Anybody got any information for me?
This is a relatively new breed. It was started by Greg Houghton and his wife, Deedee McCarty of Port Angeles, Washington in 1985. His intentions were to breed for a good farm dog. It is a cross between the Welsh Corgis, Border Collie, Airedale Terrier, Jack Russell Terrier and Irish Terrier breeds.
Though an even better description is at Countryside magazine reply to a reader question about the dog. Here's just a small excerpt:
Greg Houghton and his wife, Deedee McCarty of Port Angeles, Washington started the breed in, I believe, 1990. They concentrate on breeding for personality, tractability, and sturdiness more than how the dogs look--and it seems to be working well. They're a medium size dog with the females in the 35-40 lb. range, give-or-take, and the males 45-50 lbs. or so. Most pups develop a rough-coat (sort of fluffy), or broken-coat (not as long-haired). Every so often one stays smooth-coated. They come in every combination of brown, black, and white; with all brown, brown and white and tricolor being the most common. I think it's really neat to have a litter of puppies where each one looks different. Marilyn Monroe's (the dog in COUNTRYSIDE), morn is black and tan; the first time I took her to the vet he said "Airedale, huh?," and then he told me how Northwest Farm Terriers were replacing Airedales in this area with regards to cougar and bear control.
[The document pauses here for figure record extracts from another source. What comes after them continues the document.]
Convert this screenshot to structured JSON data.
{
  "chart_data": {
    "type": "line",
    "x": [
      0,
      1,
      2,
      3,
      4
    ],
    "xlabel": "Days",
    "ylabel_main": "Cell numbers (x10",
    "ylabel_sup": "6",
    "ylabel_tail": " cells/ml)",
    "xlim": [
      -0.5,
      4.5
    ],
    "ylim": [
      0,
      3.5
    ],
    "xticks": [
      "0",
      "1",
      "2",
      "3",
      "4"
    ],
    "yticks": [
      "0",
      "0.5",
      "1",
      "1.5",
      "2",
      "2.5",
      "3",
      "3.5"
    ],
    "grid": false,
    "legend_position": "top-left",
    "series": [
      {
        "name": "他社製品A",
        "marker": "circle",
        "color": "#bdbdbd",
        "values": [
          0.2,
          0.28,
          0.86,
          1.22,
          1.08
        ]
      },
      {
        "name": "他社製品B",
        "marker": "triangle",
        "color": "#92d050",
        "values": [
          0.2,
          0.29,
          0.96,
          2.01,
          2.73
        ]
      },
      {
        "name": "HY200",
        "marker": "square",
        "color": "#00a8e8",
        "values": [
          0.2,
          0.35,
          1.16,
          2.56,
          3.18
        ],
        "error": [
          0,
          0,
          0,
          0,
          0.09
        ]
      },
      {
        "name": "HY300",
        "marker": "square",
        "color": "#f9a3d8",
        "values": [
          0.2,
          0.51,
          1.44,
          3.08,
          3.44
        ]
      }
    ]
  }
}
There is contact info for Greg and Deedee later in that link though I'm not sure if it's current, and, last I heard, they are no longer breeding at this time.
What is his vision for the future of the breed
What are some pros and cons of the breed
what are some stories of great and funny things they have done
has he attempted to get them AKC registered, if so, how and what, if not, why not.
Tips for training Northwest Farm Terriers.
If anyone can give any suggestions for additional questions, I would appreciate it. Greg seems like a great guy who is willing to talk. Paul mentioned how fast these guys are so maybe I can get some footage of them fetching the ball. Any thing else?
This is my first post so remember the rules
Nothing against the effort to do what these people are attempting to do. That being said, if you are looking for a dog with the stated traits you will have a far better chance to get a decent dog from an established breed from breeders who are serious about maintaining the traits. Maintaining traits is hard enough, much less starting a new "breed".
The traits in the dogs of this project are far from established. Coat, for one is notoriously difficult to stabilize in a breed that should have a rough coat. If the outer harsh layer of hair is missing then you have a dog that gets soaked to the skin in wet grass and far more prone to injury from brambles etc. ..
Additionally, a dog that is actually capable of being an effective deterrent against bears and cougars will not be suitable for people with little or no experience truly training dogs ie: regional or national competition, protection etc. . .
The cost to care for a good dog and a lousy dog are the same. Buy from a reputable breeder who has a track record of producing what you are looking for from an established breed. Very few people in the dog breeding business are willing to cull the inferior individuals. Even fewer people are willing to get rid of a dog they buy as a pup, lavish with care and affection only to have it turn out to be mediocre or useless when it comes to their intended role.
My WAG is that most people tempted to buy one of these have never been more than average pet owners, and are attracted to not much more than the "newness factor" of the project. If your expectations are nothing greater than a pet then you likely won't be disappointed. And finally, most people do not have the time or expertise to train a working dog. You have to love the process of creating the partnership between you and the dog, not find it one more chore that is easily put off. . . . which results in a pet which has been "trained" to be poorly behaved and a nuisance.
The Germans (who breed some of the best) have a saying: A good dog adapts to the family, not the family to the dog.
My apologies if my comments upset some people. However, the comments are founded on 40 years of experience not only training dogs to national status, but training people to train dogs in both the US and Canada.